Edward hesitatingly gets back into dating, and one response surprisingly takes him back to his broken past and the one who left him standing at the altar.  As Wolitzer takes Edward through a series of misbegotten adventures with his family as well as his dates, his life becomes a series of lessons easy to observe as a reader but probably hard to actually live through. He even suffers the death of the family dog, but finally Edward finds true love again, in an unlikely possibility, and receives the gracious blessing of his dead wife’s ninety year old mother.

When I was floundering, trying to decide what to read, my good friend came to the rescue with this book, and I am thankful for its witty and thoughtful tonic.  I needed a happy ending – and Wolitzer delivers – without cynicism.

Would It Kill You to Stop Doing That?

Having observed Japanese manners first hand in Hawaii, I was still surprised by some of the revelations in Henry Alford’s first chapter of Would It Kill You to Stop Doing That? Using a trip to Japan, the “Fort Knox of the World Manners Reserve,” as his baseline for creating his modern guide to manners, he stumbles through his own cultural gaffes but finds a few that would be nice to transfer when he returns to the United States, and some he would not (soup slurping). Mixing humor with common sense, Alford offers a universal source book on good manners, which he defines as no more than “treating one another well.”
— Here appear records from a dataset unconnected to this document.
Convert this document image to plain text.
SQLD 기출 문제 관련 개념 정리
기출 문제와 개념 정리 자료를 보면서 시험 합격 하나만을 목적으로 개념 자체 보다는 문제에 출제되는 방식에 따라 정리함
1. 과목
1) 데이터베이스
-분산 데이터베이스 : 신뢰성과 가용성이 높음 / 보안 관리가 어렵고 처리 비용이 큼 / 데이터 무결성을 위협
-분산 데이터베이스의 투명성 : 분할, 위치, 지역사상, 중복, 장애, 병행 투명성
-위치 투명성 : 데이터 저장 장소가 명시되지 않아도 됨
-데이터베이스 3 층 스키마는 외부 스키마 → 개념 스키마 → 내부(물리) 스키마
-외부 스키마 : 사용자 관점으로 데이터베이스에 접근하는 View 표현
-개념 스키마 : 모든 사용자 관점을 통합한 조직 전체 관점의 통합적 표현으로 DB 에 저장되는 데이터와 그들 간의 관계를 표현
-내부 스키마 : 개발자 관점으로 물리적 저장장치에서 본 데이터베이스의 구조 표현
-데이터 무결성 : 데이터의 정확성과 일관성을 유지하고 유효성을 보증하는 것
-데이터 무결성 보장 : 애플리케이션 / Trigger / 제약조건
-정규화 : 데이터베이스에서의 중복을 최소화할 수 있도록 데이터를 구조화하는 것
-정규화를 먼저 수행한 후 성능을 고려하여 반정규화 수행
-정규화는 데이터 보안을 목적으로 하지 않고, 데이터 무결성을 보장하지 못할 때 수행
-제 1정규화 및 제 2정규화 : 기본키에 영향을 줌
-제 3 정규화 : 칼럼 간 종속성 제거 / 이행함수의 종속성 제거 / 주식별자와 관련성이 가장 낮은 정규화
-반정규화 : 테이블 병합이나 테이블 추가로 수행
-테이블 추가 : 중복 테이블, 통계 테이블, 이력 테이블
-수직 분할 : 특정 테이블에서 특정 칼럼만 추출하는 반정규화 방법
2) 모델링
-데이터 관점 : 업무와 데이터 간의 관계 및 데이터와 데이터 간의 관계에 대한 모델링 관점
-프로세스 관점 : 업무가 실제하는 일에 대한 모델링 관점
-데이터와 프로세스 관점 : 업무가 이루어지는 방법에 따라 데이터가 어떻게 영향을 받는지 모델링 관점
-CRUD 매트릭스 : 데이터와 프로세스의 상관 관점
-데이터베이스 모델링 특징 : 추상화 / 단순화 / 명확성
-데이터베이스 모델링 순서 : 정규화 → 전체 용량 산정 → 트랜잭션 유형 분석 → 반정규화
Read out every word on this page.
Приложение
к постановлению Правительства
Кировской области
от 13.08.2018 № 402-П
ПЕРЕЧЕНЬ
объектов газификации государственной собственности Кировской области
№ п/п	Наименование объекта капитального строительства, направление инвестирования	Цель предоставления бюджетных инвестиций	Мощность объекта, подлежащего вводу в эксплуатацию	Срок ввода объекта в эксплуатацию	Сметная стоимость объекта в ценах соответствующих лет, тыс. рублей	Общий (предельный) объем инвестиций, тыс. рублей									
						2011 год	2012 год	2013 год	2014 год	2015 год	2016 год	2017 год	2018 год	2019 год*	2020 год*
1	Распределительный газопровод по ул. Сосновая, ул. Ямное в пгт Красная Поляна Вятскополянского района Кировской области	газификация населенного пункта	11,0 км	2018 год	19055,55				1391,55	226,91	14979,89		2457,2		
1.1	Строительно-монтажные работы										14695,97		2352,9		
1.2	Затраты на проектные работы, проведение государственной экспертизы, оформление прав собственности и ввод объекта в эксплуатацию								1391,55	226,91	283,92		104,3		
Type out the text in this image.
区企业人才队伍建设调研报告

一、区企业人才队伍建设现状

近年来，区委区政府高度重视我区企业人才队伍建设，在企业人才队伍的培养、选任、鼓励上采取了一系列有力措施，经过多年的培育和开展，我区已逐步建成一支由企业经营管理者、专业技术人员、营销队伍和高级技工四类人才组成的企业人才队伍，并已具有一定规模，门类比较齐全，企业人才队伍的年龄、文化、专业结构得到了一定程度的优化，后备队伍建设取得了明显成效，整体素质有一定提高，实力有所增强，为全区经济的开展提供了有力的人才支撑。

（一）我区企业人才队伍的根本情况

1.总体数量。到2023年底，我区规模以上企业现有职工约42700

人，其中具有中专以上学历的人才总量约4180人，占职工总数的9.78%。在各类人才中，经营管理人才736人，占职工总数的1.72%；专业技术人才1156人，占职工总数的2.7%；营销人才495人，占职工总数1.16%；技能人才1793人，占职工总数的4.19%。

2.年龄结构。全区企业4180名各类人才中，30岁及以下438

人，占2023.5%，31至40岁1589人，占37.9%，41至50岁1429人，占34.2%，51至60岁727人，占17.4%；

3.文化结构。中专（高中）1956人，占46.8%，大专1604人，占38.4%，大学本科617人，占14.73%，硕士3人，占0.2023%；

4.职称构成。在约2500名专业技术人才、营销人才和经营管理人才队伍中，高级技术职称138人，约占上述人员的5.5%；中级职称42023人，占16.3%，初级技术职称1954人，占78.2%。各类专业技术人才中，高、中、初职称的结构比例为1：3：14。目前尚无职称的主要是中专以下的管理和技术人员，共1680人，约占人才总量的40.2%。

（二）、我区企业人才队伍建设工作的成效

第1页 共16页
Alford does not pretend to be Emily Post or Judith Martin (Miss Manners), and suggests you refer to their well-versed publications for information on the proper fork to use, or the appropriate response to your mother-in-law’s views on rearing your children. Alford does have a list of 22 “commonly overlooked unpleasantries that we commit each day, without even knowing it.” Among my favorites:

  • Department Store Restraint: do not assume that person in the navy blazer with the vacant stare is a salesperson; better to ask that person – “have you seen a salesperson?”
  • The Drop-Off: wait until your friend is safely in his/her car, or has unlocked the front door, before squealing your tires to get away.
  • Pregnant or Well-Fed?: Never assume anyone is pregnant; wait for the person to tell you so.
  • Elder Pestering: “Most older folks do not like to be repeatedly asked, ‘Are you OK?’…Similarly, people with a terminal illness don’t want to hear ‘You look great.’ “

Emails can be landmines, and Alford devotes chapters on electronic communication, including Facebook. It might be better to reach out and call (I recently did when I realized my lengthy response required overediting and too many emoticons).

Noting that no one can demand better manners of others, Alford offers a few not so mannerly suggestions for bringing uncouth behavior to the attention of the less civil. One I may try:

Shine a flashlight on that person behind you in the audience who is unceremoniously chatting through the performance (verbally berating them would only add to the noise).

But he also offers his “lovely G’s” – lovely gestures, a list of ways to endear yourself to others with your good manners, for example, sending a picture of what you bought with that gift certificate with your thanks.

Alford ends with his new-found determination to transfer good manners to his home turf – New York City. He now volunteers as a tour guide, and shares the local etiquette, including how to steal a cab and how to ask intrusive questions.

A light and funny treatise on civility in the vein of an Oscar Wilde or Calvin Trillin, Alford’s Would It Kill You to Stop Doing That? also had some memorable lines that could be used to politely start party conversation. A few I will remember:

  • Old age is very, very taxing. The memory banks start to cloud, or to be covered with a caramel-colored, resinous sludge that is the mother of earwax.
  • A compliment to a woman “should be a single sunflower set on a windowsill for her to walk up to and admire, not three dozen roses delivered by an exhausted-looking bike messenger in an angel costume.”